福島第一原子力発電所で工事や作業のミスが相次いだことについて、東京電力の小早川社長は人手不足が背景にあるとして、現場の作業に関わる社員を70人から90人程度増やす考えを明らかにしました。

福島第一原発では、去年6月、5号機と6号機の送電線の工事で配線を誤り、ぼやを起こしたほか、3号機で進む使用済み核燃料の取り出し作業でも、たびたび装置が動かなくなるなどミスやトラブルが相次いでいます。

これを問題視した原子力規制委員会は16日、東京電力の小早川智明社長を呼び、原因や対策について意見交換を行いました。この中で小早川社長は、背景には現場の人手不足があるとの認識を示し、「一部の社員に業務が集中し、現場の作業や部下に目配りが行き届いていない」と状況を説明しました。

そのうえで対策として、ことし4月から福島第一原発の現場に関わる社員を70人から90人程度増やす考えを明らかにしました。また作業計画や手順なども見直し、ミスを防ぐ体制を整えるとしました。

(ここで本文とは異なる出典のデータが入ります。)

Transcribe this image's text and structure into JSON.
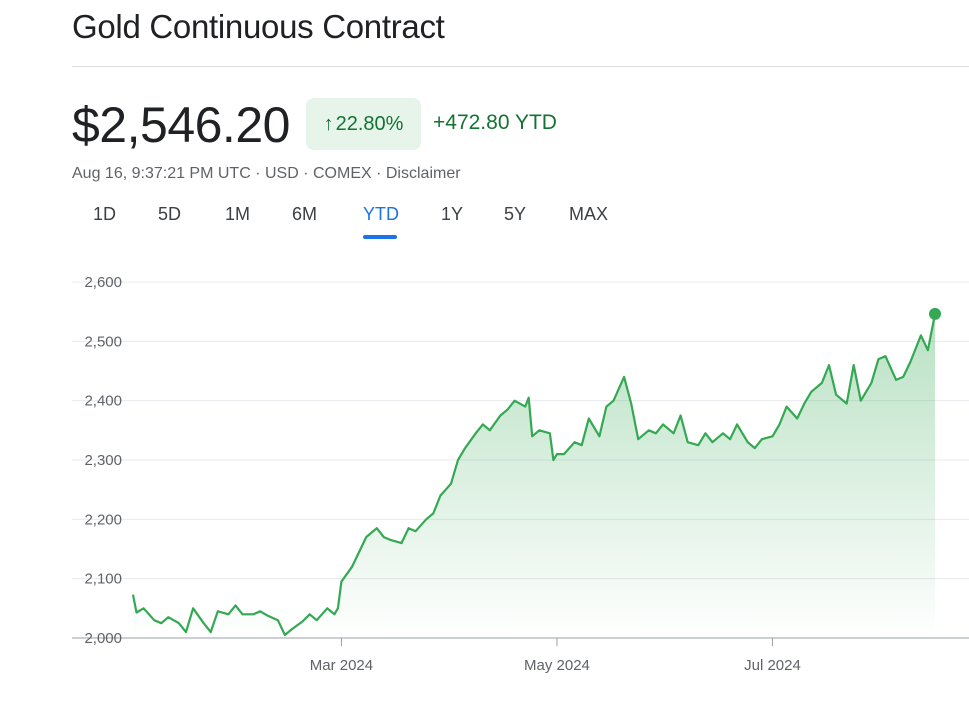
{
  "title": "Gold Continuous Contract",
  "price": "$2,546.20",
  "change_pct": "22.80%",
  "change_arrow": "↑",
  "change_abs": "+472.80 YTD",
  "meta": {
    "timestamp": "Aug 16, 9:37:21 PM UTC",
    "sep1": " · ",
    "currency": "USD",
    "sep2": " · ",
    "exchange": "COMEX",
    "sep3": " · ",
    "disclaimer": "Disclaimer"
  },
  "tabs": [
    "1D",
    "5D",
    "1M",
    "6M",
    "YTD",
    "1Y",
    "5Y",
    "MAX"
  ],
  "active_tab": "YTD",
  "colors": {
    "accent": "#1a73e8",
    "positive": "#137333",
    "line": "#34a853"
  },
  "chart_data": {
    "type": "area",
    "title": "",
    "xlabel": "",
    "ylabel": "",
    "ylim": [
      2000,
      2600
    ],
    "yticks": [
      "2,600",
      "2,500",
      "2,400",
      "2,300",
      "2,200",
      "2,100",
      "2,000"
    ],
    "ytick_values": [
      2600,
      2500,
      2400,
      2300,
      2200,
      2100,
      2000
    ],
    "xticks": [
      {
        "label": "Mar 2024",
        "date": "2024-03-01"
      },
      {
        "label": "May 2024",
        "date": "2024-05-01"
      },
      {
        "label": "Jul 2024",
        "date": "2024-07-01"
      }
    ],
    "xlim": [
      "2024-01-02",
      "2024-08-16"
    ],
    "grid": true,
    "series": [
      {
        "points": [
          [
            "2024-01-02",
            2073
          ],
          [
            "2024-01-03",
            2043
          ],
          [
            "2024-01-05",
            2050
          ],
          [
            "2024-01-08",
            2030
          ],
          [
            "2024-01-10",
            2025
          ],
          [
            "2024-01-12",
            2035
          ],
          [
            "2024-01-15",
            2025
          ],
          [
            "2024-01-17",
            2010
          ],
          [
            "2024-01-19",
            2050
          ],
          [
            "2024-01-22",
            2025
          ],
          [
            "2024-01-24",
            2010
          ],
          [
            "2024-01-26",
            2045
          ],
          [
            "2024-01-29",
            2040
          ],
          [
            "2024-01-31",
            2055
          ],
          [
            "2024-02-02",
            2040
          ],
          [
            "2024-02-05",
            2040
          ],
          [
            "2024-02-07",
            2045
          ],
          [
            "2024-02-09",
            2038
          ],
          [
            "2024-02-12",
            2030
          ],
          [
            "2024-02-14",
            2005
          ],
          [
            "2024-02-16",
            2015
          ],
          [
            "2024-02-19",
            2028
          ],
          [
            "2024-02-21",
            2040
          ],
          [
            "2024-02-23",
            2030
          ],
          [
            "2024-02-26",
            2050
          ],
          [
            "2024-02-28",
            2040
          ],
          [
            "2024-02-29",
            2050
          ],
          [
            "2024-03-01",
            2095
          ],
          [
            "2024-03-04",
            2120
          ],
          [
            "2024-03-06",
            2145
          ],
          [
            "2024-03-08",
            2170
          ],
          [
            "2024-03-11",
            2185
          ],
          [
            "2024-03-13",
            2170
          ],
          [
            "2024-03-15",
            2165
          ],
          [
            "2024-03-18",
            2160
          ],
          [
            "2024-03-20",
            2185
          ],
          [
            "2024-03-22",
            2180
          ],
          [
            "2024-03-25",
            2200
          ],
          [
            "2024-03-27",
            2210
          ],
          [
            "2024-03-29",
            2240
          ],
          [
            "2024-04-01",
            2260
          ],
          [
            "2024-04-03",
            2300
          ],
          [
            "2024-04-05",
            2320
          ],
          [
            "2024-04-08",
            2345
          ],
          [
            "2024-04-10",
            2360
          ],
          [
            "2024-04-12",
            2350
          ],
          [
            "2024-04-15",
            2375
          ],
          [
            "2024-04-17",
            2385
          ],
          [
            "2024-04-19",
            2400
          ],
          [
            "2024-04-22",
            2390
          ],
          [
            "2024-04-23",
            2405
          ],
          [
            "2024-04-24",
            2340
          ],
          [
            "2024-04-26",
            2350
          ],
          [
            "2024-04-29",
            2345
          ],
          [
            "2024-04-30",
            2300
          ],
          [
            "2024-05-01",
            2310
          ],
          [
            "2024-05-03",
            2310
          ],
          [
            "2024-05-06",
            2330
          ],
          [
            "2024-05-08",
            2325
          ],
          [
            "2024-05-10",
            2370
          ],
          [
            "2024-05-13",
            2340
          ],
          [
            "2024-05-15",
            2390
          ],
          [
            "2024-05-17",
            2400
          ],
          [
            "2024-05-20",
            2440
          ],
          [
            "2024-05-22",
            2395
          ],
          [
            "2024-05-24",
            2335
          ],
          [
            "2024-05-27",
            2350
          ],
          [
            "2024-05-29",
            2345
          ],
          [
            "2024-05-31",
            2360
          ],
          [
            "2024-06-03",
            2345
          ],
          [
            "2024-06-05",
            2375
          ],
          [
            "2024-06-07",
            2330
          ],
          [
            "2024-06-10",
            2325
          ],
          [
            "2024-06-12",
            2345
          ],
          [
            "2024-06-14",
            2330
          ],
          [
            "2024-06-17",
            2345
          ],
          [
            "2024-06-19",
            2335
          ],
          [
            "2024-06-21",
            2360
          ],
          [
            "2024-06-24",
            2330
          ],
          [
            "2024-06-26",
            2320
          ],
          [
            "2024-06-28",
            2335
          ],
          [
            "2024-07-01",
            2340
          ],
          [
            "2024-07-03",
            2360
          ],
          [
            "2024-07-05",
            2390
          ],
          [
            "2024-07-08",
            2370
          ],
          [
            "2024-07-10",
            2395
          ],
          [
            "2024-07-12",
            2415
          ],
          [
            "2024-07-15",
            2430
          ],
          [
            "2024-07-17",
            2460
          ],
          [
            "2024-07-19",
            2410
          ],
          [
            "2024-07-22",
            2395
          ],
          [
            "2024-07-24",
            2460
          ],
          [
            "2024-07-26",
            2400
          ],
          [
            "2024-07-29",
            2430
          ],
          [
            "2024-07-31",
            2470
          ],
          [
            "2024-08-02",
            2475
          ],
          [
            "2024-08-05",
            2435
          ],
          [
            "2024-08-07",
            2440
          ],
          [
            "2024-08-09",
            2465
          ],
          [
            "2024-08-12",
            2510
          ],
          [
            "2024-08-14",
            2485
          ],
          [
            "2024-08-16",
            2546.2
          ]
        ]
      }
    ]
  }
}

これに対して、規制委員会の更田豊志委員長は「増員など対策のねらいを作業現場としっかり共有してほしい」と注文をつけました。

このあと小早川社長は報道陣の取材に応じ、「対策について規制委員会と認識を共有できたと思う。現地で作業上のリスクを確認しながら対策を適切に進めていきたい」と述べました。